Die ikonographische Tradition physischer Devianz von Menschen anderer Kulturen geht bis auf die Antike zurück und setzt sich in der Neuzeit fort; im Rahmen der sog. Türkenkriege, welche die Wahrnehmung von Nichtchristen nachhaltig prägte und die Osmanen als Heiden schlechthin erschienen ließ, wird sie Teil einer zunehmend medial komplex vermittelten politischen Propaganda. Nachdem die europäische Auseinandersetzung mit dem islamischen Orient einen ersten Höhepunkt in der Zeit der Kreuzzüge im 12. und 13. Jahrhundert erreicht hatte, führte die Konfrontation mit dem Osmanischen Reich zu einem zweiten im 15. und 16. Jahrhundert, der weitreichender und von einer neuen Intensität geprägt war. Prägnante Daten für eine gesteigerte Aufmerksamkeit gegenüber der islamischen Kultur sind die Einnahme Konstantinopels 1453, der Erfolg der Osmanen in der Schlacht von Mohács gegen Ungarn 1526 sowie die erste Belagerung Wiens 1529. Infolge dieser Ereignisse werden gängige Typisierungen der ‚Heiden‘ (re-)aktiviert, und es entsteht eine Flut verschiedenster Texte zum Thema. Die Erfindung des Buchdrucks mit beweglichen Lettern, der neue Wege der Kommunikation eröffnet, ermöglicht die vergleichsweise massenhafte Textproduktion und eine breite Streuung der Informationen über die Osmanen und ihrer Negativdarstellungen. Die Auseinandersetzung mit dem Osmanischen Reich brachte ihrerseits Imaginationen des Dämonischen und Monströsen hervor, basierend auf dem islamischen Feindbild, welches sich zuvor im Abendland über Jahrhunderte entwickelt hatte, das jedoch im Kontext der Auseinandersetzung mit den Osmanen eigene Formen ausprägt. Zeugnisse dessen sind die sog. Turcica, die zugleich die ältesten Zeugnisse des Buchdrucks mit beweglichen Lettern darstellen.

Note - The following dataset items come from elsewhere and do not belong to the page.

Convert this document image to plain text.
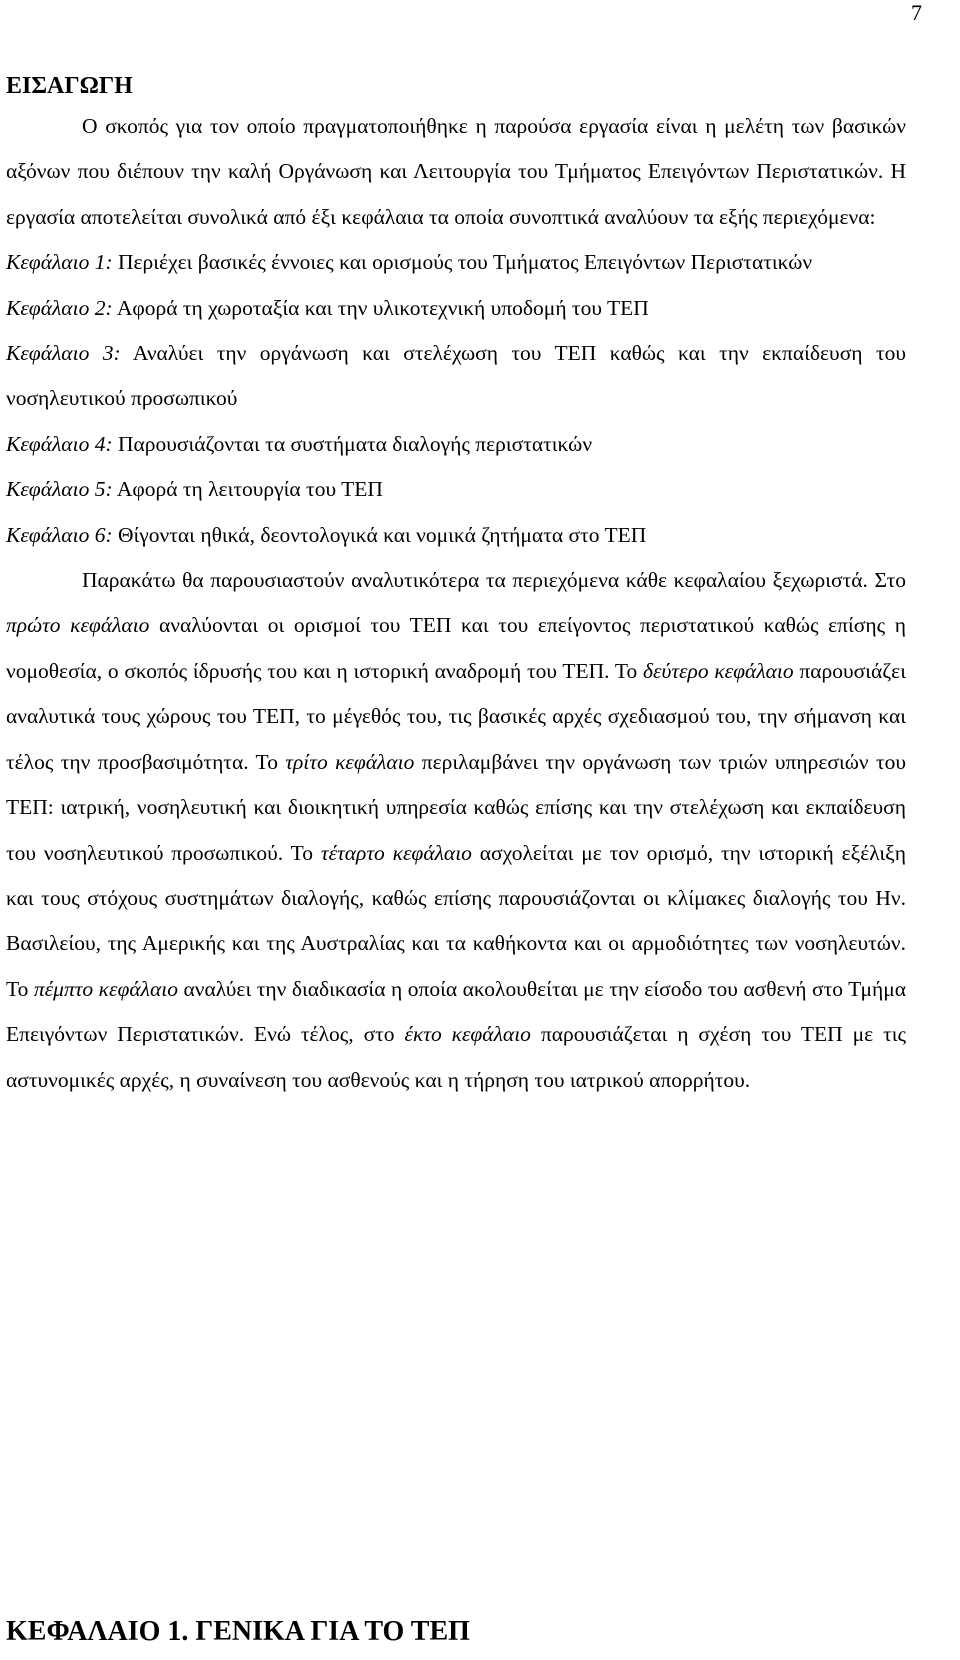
7
ΕΙΣΑΓΩΓΗ

Ο σκοπός για τον οποίο πραγματοποιήθηκε η παρούσα εργασία είναι η μελέτη των βασικών αξόνων που διέπουν την καλή Οργάνωση και Λειτουργία του Τμήματος Επειγόντων Περιστατικών. Η εργασία αποτελείται συνολικά από έξι κεφάλαια τα οποία συνοπτικά αναλύουν τα εξής περιεχόμενα:

Κεφάλαιο 1: Περιέχει βασικές έννοιες και ορισμούς του Τμήματος Επειγόντων Περιστατικών

Κεφάλαιο 2: Αφορά τη χωροταξία και την υλικοτεχνική υποδομή του ΤΕΠ

Κεφάλαιο 3: Αναλύει την οργάνωση και στελέχωση του ΤΕΠ καθώς και την εκπαίδευση του νοσηλευτικού προσωπικού

Κεφάλαιο 4: Παρουσιάζονται τα συστήματα διαλογής περιστατικών

Κεφάλαιο 5: Αφορά τη λειτουργία του ΤΕΠ

Κεφάλαιο 6: Θίγονται ηθικά, δεοντολογικά και νομικά ζητήματα στο ΤΕΠ

Παρακάτω θα παρουσιαστούν αναλυτικότερα τα περιεχόμενα κάθε κεφαλαίου ξεχωριστά. Στο πρώτο κεφάλαιο αναλύονται οι ορισμοί του ΤΕΠ και του επείγοντος περιστατικού καθώς επίσης η νομοθεσία, ο σκοπός ίδρυσής του και η ιστορική αναδρομή του ΤΕΠ. Το δεύτερο κεφάλαιο παρουσιάζει αναλυτικά τους χώρους του ΤΕΠ, το μέγεθός του, τις βασικές αρχές σχεδιασμού του, την σήμανση και τέλος την προσβασιμότητα. Το τρίτο κεφάλαιο περιλαμβάνει την οργάνωση των τριών υπηρεσιών του ΤΕΠ: ιατρική, νοσηλευτική και διοικητική υπηρεσία καθώς επίσης και την στελέχωση και εκπαίδευση του νοσηλευτικού προσωπικού. Το τέταρτο κεφάλαιο ασχολείται με τον ορισμό, την ιστορική εξέλιξη και τους στόχους συστημάτων διαλογής, καθώς επίσης παρουσιάζονται οι κλίμακες διαλογής του Ην. Βασιλείου, της Αμερικής και της Αυστραλίας και τα καθήκοντα και οι αρμοδιότητες των νοσηλευτών. Το πέμπτο κεφάλαιο αναλύει την διαδικασία η οποία ακολουθείται με την είσοδο του ασθενή στο Τμήμα Επειγόντων Περιστατικών. Ενώ τέλος, στο έκτο κεφάλαιο παρουσιάζεται η σχέση του ΤΕΠ με τις αστυνομικές αρχές, η συναίνεση του ασθενούς και η τήρηση του ιατρικού απορρήτου.

ΚΕΦΑΛΑΙΟ 1. ΓΕΝΙΚΑ ΓΙΑ ΤΟ ΤΕΠ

Arbeit im Labor: Historisch-wissenschaftliche Auseinandersetzung mit frühen Zeugnissen des Buchdrucks

Aus diesem literarischen Feld der Turcica speiste sich die Auswahl der historischen Dokumente für das Schülerlabor, die einen Eindruck von der gesellschaftlichen Breite der Thematisierung und der antiosmanischen Polemik als wirksames politisches Instrument geben konnte. Durch die Auseinandersetzung mit den Turcica erhielten die Teilnehmerinnen und Teilnehmer überdies einen Einblick in die Geschichte der Medien und lernten, alte Druckschrift zu lesen. Im Rahmen der betreuten individuellen Arbeit mit den Texten stellten die jungen Forscherinnen und Forscher die Grunddaten der alten Drucke zusammen und transkribierten die nicht immer leicht zu lesenden Titel der historischen Dokumente. Auf Postern fassten sie die Daten zusammen und stellten die Inhalte ihrer Gegenstände dar, die am Ende im Plenum allen Teilnehmerinnen und Teilnehmern des geisteswissenschaftlichen Labors präsentiert wurden. Anhand des Umgangs mit den alten Drucken wurde deutlich, wie wichtig eine historisch-wissenschaftliche Auseinandersetzung mit Vorurteilen und Polemiken sein kann, die unsere aktuelle politische Diskussion immer noch und immer wieder bestimmen.